The trust claims it is trying to ward off an operator that has attempted to use the nature reserve to offer a training course in the activity, saying that 'other responsible paragliders do not use the site'.
But the measure has been met with opposition. Rev Mark Smith, a trained paraglider pilot familiar with the moor near the south-west boundary where Sheffield meets the Peak District, said the signs were 'disappointing'.
"I totally accept it is reasonable at certain times and places to restrict paragliding activity, and clubs will aid you to do this when they are consulted and a good case is made. But to suggest these activities present a danger to the general public is without evidence.
"For the most part paraglider pilots are outdoorsmen, country lovers and defenders of nature, in particular birds - there is something about the experience of flight that does that to us."

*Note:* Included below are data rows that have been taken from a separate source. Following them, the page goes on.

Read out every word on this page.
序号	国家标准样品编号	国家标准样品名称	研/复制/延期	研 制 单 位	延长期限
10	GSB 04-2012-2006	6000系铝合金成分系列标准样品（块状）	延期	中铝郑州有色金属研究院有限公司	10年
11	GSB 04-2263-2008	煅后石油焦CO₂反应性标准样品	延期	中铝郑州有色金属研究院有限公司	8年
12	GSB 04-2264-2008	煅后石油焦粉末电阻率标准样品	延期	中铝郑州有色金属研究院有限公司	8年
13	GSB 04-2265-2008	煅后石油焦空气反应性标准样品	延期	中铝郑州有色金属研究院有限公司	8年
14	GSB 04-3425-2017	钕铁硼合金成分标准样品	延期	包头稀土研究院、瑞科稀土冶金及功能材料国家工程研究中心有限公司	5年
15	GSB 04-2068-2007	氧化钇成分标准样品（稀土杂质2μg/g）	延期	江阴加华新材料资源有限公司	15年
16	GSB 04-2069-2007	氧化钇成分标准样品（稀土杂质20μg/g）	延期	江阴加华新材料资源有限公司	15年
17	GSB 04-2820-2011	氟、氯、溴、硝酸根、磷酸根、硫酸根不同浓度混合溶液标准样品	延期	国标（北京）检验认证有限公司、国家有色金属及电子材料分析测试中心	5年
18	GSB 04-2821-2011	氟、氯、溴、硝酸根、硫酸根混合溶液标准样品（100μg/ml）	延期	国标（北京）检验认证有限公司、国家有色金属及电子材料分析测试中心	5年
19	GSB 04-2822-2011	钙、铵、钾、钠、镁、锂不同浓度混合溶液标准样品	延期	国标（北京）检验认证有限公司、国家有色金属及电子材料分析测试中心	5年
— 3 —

He added: "Sadly, I recently heard one acquaintance and long-term supporter has cancelled their direct debit to the Wildlife Trust, which is a real shame. There is no need to set people who are on the same side against each other."
A trust spokesman said: "We are aware that a Derbyshire business has for some years tried to use the site to offer a training course in learning how to paraglide. While we appreciate that many people enjoy paragliding, we do not feel it is an appropriate activity for this site.
"We have made this clear to this specific operator over successive years but he has repeatedly ignored all of our requests to desist. We have not given permission for him to use the site in this way. We believe it has contributed to disturbance to ground nesting birds such as lapwing.
"Despite our efforts to discourage this paraglider from running his operation on the site he has chosen to continue. We know other responsible paragliders do not use the site."
The spokesman said the trust's management plan for Blacka Moor bans activities that damage the reserve and its wildlife, contravene the law, or 'conflict with its quiet usage by others'.
"These activities include, but are not limited to, paragliding."